A similar state of affairs we meet with in paranoia as well as in many paranoidal states of a purely psychopathic character. A moment-consciousness is formed of high organizing and assimilating power. Any experience relevant and irrelevant entering consciousness is greedily absorbed and assimilated. Any flitting thought, any passing impression is worked in and organized into the moment. All other moments fall a prey to this dominant all-absorbing moment.

In some cases the assimilating capacity of the moment seems to be limitless. In fact, the more it assimilates, the greater grows its craving and capacity for getting more material. The most trivial facts, the slightest sense-impressions all are pressed into the service of the despotically ruling moment. The insignificant becomes significant and points to the central delusion.

In other cases the limit of the process of assimilation soon reaches its maximum point, more psychic material is rejected by the moment. Such conditions are to be found in various states of dissociation manifested in different forms of psychopathic diseases. The moment's capacity for assimilating new material is of limited range, soon reaches its utmost bounds and loses for the time being all capacity for further assimilation. Such states may be found in amnesia. The moment is then said to be dissociated from the main current of psychic life-activity. Specific stimuli under definite conditions are requisite to resuscitate the moment and arouse its power of assimilation.

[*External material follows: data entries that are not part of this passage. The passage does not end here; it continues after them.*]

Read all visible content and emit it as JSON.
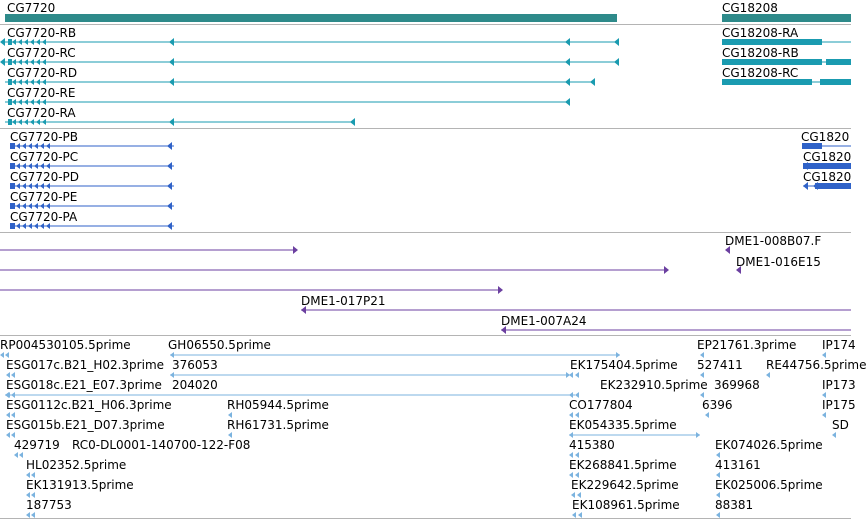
{
  "colors": {
    "gene": "#2e8a8a",
    "transcript": "#1a9bb0",
    "protein": "#2f62c8",
    "clone": "#6b3fa0",
    "est": "#7bb3df",
    "divider": "#b4b4b4"
  },
  "icons": {
    "left_arrowhead": "left-arrowhead-icon",
    "right_arrowhead": "right-arrowhead-icon"
  },
  "genes": [
    {
      "label": "CG7720"
    },
    {
      "label": "CG18208"
    }
  ],
  "transcripts": [
    {
      "label": "CG7720-RB"
    },
    {
      "label": "CG7720-RC"
    },
    {
      "label": "CG7720-RD"
    },
    {
      "label": "CG7720-RE"
    },
    {
      "label": "CG7720-RA"
    },
    {
      "label": "CG18208-RA"
    },
    {
      "label": "CG18208-RB"
    },
    {
      "label": "CG18208-RC"
    }
  ],
  "proteins": [
    {
      "label": "CG7720-PB"
    },
    {
      "label": "CG7720-PC"
    },
    {
      "label": "CG7720-PD"
    },
    {
      "label": "CG7720-PE"
    },
    {
      "label": "CG7720-PA"
    },
    {
      "label": "CG1820"
    },
    {
      "label": "CG1820"
    },
    {
      "label": "CG1820"
    }
  ],
  "clones": [
    {
      "label": "DME1-008B07.F"
    },
    {
      "label": "DME1-016E15"
    },
    {
      "label": "DME1-017P21"
    },
    {
      "label": "DME1-007A24"
    }
  ],
  "ests": [
    {
      "label": "RP004530105.5prime"
    },
    {
      "label": "GH06550.5prime"
    },
    {
      "label": "EP21761.3prime"
    },
    {
      "label": "IP174"
    },
    {
      "label": "ESG017c.B21_H02.3prime"
    },
    {
      "label": "376053"
    },
    {
      "label": "EK175404.5prime"
    },
    {
      "label": "527411"
    },
    {
      "label": "RE44756.5prime"
    },
    {
      "label": "ESG018c.E21_E07.3prime"
    },
    {
      "label": "204020"
    },
    {
      "label": "EK232910.5prime"
    },
    {
      "label": "369968"
    },
    {
      "label": "IP173"
    },
    {
      "label": "ESG0112c.B21_H06.3prime"
    },
    {
      "label": "RH05944.5prime"
    },
    {
      "label": "CO177804"
    },
    {
      "label": "6396"
    },
    {
      "label": "IP175"
    },
    {
      "label": "ESG015b.E21_D07.3prime"
    },
    {
      "label": "RH61731.5prime"
    },
    {
      "label": "EK054335.5prime"
    },
    {
      "label": "SD"
    },
    {
      "label": "429719"
    },
    {
      "label": "RC0-DL0001-140700-122-F08"
    },
    {
      "label": "415380"
    },
    {
      "label": "EK074026.5prime"
    },
    {
      "label": "HL02352.5prime"
    },
    {
      "label": "EK268841.5prime"
    },
    {
      "label": "413161"
    },
    {
      "label": "EK131913.5prime"
    },
    {
      "label": "EK229642.5prime"
    },
    {
      "label": "EK025006.5prime"
    },
    {
      "label": "187753"
    },
    {
      "label": "EK108961.5prime"
    },
    {
      "label": "88381"
    }
  ]
}
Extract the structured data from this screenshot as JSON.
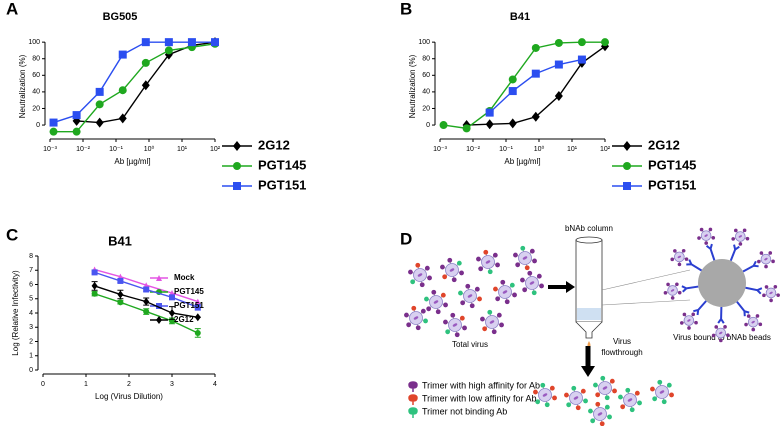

It is certainly interesting and instructive to study the fluctuations of the moment's power of assimilation in abnormal mental states. In some forms of mental diseases and general psychic derangements the moment may be of ephemeral and unstable character; it may dissolve soon after its birth. Such conditions are to be found in various forms of maniacal states and in the initial stages of many cases of general paresis.

In psychomotor manifestations of a psychopathic character moments-consciousness are often formed and dissolved like soap-bubbles. The investigation of them is of the utmost interest and value. In hypnosis moments of such a nature may be experimentally induced and studied. The whole process can thus be followed through all the stages of evolution and dissolution.

A greater condition of stability is to be found in the various automatisms preceding or following epileptic seizures, or in the so-called "psychic equivalents of epilepsy." The pure "psychic epilepsies" are essentially hypnoidic states, moments of stable character. This can be demonstrated both by observation and experiment.

The principle of selection is fundamental in the life- history of the moment. The whole tendency of the moment is to select material conducive to the furtherance of its activity and to reject all material that thwarts its functions and growth. This process of selection is from a biological standpoint essential for the survival and development of the moment.

The development of the moment may become arrested on some one stage of ontogenesis, and then the moment, belonging to a higher type resembles in its psychic activity that of a lower type; although it has many vestiges of the higher type, it is greatly modified in nature and as such really differs from the healthy normal representative of the corresponding low type. Still we may affirm that the arrested high type has virtually become a moment of low type. The state of psychosis of the imbecile, or idiot, may be taken as a good illustration. The mental activity of the idiot resembles the lower types of animal psychosis. Although as we have already pointed out, the consciousness of the idiot and that of the animal are by no means identical, still both belong to a low type of moment, and as such, they may be put on the same level.

In pathological cases where mental degeneration sets in we also have a similar course. The moment of the higher type becomes degraded and falls to the level of lower and lowermost types, according to the advance of the process of degeneration. Such states are to be found in the degenerative psychosis characteristic of secondary dementia. When the pathological process is wide, intense, persistent, and lasting, then secondary dementia results in most cases of mental degeneration. Should, however, the process become arrested then the moment simply falls to the level of a relatively lower type.